Safe Python (Was Re: The '.' at the head of the default sys.path)
Michael McLay (email@example.com)
Wed, 15 Jun 94 15:34:09 EDT
"Steven D. Majewski" writes:
> I'm not picky about which is which, and maybe someone
> can suggest a better convention ( maybe it makes more
> sense for the colon to go at the end for prepending ? )
> but I agree the the current conventions don't make for
> very secure scripts. However, most of my use is
> interactive, which is why I like the current defaults
> as long as there is a way to MAKE a secure script.
> Right now, the only method is to use my 'ImportFrom'
> hack to give an explicit pathname for import. ( Which,
> come to think of it, is probably the best way to do
> it anyway, but the above proposal would be a pretty
> minimal change. )
Would you please elaborate on the 'ImportFrom' hack.
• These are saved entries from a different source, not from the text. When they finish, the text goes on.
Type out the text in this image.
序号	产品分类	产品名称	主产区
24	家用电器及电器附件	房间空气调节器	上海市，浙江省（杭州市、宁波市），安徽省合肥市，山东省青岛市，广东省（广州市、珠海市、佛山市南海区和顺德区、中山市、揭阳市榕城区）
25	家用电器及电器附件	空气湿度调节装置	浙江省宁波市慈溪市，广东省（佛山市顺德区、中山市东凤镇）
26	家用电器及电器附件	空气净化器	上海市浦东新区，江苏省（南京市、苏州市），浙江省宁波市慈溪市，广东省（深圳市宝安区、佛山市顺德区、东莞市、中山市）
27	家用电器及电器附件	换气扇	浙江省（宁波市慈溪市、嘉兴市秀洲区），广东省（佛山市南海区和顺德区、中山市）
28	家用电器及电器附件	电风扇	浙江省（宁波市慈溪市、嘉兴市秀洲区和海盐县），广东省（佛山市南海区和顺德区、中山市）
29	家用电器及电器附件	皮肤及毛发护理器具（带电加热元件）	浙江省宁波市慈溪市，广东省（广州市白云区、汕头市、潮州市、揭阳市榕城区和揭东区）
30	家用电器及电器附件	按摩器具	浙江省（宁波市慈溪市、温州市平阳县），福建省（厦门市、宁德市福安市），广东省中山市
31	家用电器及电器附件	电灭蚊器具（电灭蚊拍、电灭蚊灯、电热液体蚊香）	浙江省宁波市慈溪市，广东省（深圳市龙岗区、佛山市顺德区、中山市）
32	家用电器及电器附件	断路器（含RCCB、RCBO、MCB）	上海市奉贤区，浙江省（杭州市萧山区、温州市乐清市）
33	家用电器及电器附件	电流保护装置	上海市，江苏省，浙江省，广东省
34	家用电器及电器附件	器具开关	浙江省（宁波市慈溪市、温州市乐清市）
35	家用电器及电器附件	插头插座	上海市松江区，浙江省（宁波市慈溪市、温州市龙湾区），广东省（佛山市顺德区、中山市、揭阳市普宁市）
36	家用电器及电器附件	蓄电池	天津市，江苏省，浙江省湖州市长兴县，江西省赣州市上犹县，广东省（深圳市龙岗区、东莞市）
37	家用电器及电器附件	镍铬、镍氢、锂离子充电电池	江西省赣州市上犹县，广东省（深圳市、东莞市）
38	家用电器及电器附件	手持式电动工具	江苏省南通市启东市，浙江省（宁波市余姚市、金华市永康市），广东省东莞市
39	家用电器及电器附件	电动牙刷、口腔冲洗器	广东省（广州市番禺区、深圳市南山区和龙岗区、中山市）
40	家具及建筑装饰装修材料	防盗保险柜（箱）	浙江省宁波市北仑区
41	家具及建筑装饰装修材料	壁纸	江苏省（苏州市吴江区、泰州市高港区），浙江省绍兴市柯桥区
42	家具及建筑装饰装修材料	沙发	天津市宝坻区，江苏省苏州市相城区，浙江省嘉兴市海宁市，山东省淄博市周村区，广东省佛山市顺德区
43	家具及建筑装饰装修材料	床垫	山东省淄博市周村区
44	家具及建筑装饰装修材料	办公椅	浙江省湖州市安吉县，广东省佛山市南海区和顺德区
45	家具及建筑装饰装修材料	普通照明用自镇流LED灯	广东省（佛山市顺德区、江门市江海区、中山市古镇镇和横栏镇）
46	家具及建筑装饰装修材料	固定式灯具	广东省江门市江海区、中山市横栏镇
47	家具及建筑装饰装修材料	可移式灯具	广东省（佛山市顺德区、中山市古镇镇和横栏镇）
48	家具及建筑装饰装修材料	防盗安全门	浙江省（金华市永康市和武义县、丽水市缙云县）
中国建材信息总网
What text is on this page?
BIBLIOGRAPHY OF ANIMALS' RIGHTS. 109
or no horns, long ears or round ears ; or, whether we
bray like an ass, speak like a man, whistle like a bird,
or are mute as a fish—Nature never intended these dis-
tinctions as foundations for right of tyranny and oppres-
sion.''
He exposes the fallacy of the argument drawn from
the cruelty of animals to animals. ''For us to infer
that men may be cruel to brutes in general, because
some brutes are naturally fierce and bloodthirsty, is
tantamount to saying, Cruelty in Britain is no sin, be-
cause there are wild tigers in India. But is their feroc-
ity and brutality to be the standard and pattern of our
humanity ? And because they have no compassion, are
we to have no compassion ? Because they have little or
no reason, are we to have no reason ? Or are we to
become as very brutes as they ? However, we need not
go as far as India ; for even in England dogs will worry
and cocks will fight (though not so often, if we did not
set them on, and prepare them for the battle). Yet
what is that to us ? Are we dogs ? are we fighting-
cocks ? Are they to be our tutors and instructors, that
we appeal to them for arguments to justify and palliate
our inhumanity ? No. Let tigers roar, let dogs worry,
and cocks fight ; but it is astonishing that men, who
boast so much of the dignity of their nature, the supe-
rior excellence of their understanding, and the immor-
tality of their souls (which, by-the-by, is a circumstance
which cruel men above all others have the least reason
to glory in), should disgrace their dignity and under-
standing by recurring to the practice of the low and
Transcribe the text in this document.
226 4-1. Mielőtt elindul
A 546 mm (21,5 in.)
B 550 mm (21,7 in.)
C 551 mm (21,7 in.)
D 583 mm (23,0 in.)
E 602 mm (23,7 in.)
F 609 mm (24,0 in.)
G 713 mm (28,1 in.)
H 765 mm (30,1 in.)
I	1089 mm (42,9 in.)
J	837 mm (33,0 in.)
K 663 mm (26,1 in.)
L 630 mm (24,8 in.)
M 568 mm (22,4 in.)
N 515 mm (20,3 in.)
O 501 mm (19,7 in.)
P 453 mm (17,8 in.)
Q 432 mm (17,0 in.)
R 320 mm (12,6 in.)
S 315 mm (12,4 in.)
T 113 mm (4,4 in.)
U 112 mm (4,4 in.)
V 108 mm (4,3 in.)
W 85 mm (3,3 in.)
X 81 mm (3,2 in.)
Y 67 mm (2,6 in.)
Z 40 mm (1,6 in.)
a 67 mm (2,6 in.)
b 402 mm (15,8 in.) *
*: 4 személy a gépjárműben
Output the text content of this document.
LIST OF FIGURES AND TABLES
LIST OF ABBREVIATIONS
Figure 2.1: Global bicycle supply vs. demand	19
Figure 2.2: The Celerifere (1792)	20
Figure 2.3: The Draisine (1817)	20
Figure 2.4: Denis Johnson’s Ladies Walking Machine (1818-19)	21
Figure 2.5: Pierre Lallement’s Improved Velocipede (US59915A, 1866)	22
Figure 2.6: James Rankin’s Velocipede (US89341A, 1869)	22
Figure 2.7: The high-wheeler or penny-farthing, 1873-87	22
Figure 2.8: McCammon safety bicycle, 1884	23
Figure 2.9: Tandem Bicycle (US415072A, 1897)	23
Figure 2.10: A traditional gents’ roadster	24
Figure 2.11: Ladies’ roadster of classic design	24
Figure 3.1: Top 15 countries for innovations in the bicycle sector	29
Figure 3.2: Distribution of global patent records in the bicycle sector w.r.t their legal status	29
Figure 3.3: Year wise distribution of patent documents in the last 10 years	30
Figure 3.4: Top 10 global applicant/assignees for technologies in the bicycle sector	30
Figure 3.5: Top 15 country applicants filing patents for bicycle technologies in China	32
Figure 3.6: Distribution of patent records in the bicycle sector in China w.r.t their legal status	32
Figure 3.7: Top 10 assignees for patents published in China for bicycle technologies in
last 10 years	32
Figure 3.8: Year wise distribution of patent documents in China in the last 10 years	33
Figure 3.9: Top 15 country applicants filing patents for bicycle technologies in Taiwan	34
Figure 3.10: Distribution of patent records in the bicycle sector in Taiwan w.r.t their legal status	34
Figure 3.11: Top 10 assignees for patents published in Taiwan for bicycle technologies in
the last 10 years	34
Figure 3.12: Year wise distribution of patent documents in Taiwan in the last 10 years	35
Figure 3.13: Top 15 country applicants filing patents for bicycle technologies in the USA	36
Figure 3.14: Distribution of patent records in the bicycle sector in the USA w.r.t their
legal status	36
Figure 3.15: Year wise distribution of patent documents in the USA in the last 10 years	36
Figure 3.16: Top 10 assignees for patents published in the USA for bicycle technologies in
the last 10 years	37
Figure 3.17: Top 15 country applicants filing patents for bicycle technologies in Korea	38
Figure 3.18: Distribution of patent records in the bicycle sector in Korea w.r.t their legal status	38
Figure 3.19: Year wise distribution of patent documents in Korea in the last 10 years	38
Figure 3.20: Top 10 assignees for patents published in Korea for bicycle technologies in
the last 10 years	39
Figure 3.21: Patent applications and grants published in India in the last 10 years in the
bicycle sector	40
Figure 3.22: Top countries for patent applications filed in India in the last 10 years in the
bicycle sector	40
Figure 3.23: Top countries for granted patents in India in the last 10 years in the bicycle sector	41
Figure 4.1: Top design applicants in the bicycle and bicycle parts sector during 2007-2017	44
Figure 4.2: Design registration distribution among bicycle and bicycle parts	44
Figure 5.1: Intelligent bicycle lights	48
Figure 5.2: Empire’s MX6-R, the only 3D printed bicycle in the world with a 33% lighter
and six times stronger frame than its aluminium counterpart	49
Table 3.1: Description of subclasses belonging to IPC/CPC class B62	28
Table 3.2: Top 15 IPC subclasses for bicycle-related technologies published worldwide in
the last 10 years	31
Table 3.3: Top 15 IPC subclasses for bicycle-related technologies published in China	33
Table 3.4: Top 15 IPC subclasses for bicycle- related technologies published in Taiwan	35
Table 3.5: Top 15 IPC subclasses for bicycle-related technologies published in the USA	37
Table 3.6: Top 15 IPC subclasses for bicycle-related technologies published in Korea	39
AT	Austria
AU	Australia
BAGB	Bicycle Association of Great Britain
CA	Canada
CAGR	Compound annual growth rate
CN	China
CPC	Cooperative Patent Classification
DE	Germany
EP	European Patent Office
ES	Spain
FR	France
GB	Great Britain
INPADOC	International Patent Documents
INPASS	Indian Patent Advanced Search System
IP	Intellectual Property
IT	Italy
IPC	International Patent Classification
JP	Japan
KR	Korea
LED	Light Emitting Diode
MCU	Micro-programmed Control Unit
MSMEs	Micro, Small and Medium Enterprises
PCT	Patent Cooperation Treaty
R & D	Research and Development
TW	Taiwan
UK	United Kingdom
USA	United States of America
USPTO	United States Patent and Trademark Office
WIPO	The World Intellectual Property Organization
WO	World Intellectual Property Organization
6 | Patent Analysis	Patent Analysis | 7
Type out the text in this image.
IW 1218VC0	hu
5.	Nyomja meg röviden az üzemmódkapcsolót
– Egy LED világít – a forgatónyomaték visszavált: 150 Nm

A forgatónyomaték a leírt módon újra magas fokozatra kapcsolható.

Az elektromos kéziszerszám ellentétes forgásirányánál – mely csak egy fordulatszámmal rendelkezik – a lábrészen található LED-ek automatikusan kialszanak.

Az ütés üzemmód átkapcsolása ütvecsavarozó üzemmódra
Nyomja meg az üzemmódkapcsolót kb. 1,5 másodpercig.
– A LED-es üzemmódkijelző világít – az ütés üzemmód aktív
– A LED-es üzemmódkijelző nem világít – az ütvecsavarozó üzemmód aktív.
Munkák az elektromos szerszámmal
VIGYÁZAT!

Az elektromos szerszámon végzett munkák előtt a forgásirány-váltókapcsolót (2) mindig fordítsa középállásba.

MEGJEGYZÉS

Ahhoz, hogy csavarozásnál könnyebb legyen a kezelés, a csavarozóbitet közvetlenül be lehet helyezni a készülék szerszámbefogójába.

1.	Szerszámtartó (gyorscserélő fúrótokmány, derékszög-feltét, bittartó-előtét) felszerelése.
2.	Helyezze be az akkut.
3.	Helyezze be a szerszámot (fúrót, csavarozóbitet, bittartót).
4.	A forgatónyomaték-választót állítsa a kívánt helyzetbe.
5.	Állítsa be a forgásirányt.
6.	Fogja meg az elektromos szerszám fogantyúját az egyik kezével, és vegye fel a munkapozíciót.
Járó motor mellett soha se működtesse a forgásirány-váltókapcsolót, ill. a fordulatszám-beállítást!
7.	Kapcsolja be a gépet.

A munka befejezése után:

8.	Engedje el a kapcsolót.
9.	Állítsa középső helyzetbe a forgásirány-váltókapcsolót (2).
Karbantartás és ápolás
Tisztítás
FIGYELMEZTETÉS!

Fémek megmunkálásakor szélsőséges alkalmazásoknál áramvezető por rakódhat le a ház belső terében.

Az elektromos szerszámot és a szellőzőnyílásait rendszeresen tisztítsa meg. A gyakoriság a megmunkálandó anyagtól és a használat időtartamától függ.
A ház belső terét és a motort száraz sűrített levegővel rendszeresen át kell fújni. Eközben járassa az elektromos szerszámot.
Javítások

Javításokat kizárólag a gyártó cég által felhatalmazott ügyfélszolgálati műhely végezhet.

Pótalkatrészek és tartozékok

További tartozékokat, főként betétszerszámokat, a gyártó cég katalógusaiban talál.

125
I am looking for
a way to set a "safe-script" mode from within a Python script. The
application requires Python to be embedded in a client program with a
safe mode for executing programs downloaded from an untrusted server
and with a standard mode that the client can use for client side
control. The intention is to allow a server to use a client as a
surrogate execution environment without compromising the client's
local operating environment.
The safe mode should turn off functions defined to interact with the
operating system, such as the open() function and it should prevent
imports from being called unless they are found in a safe path.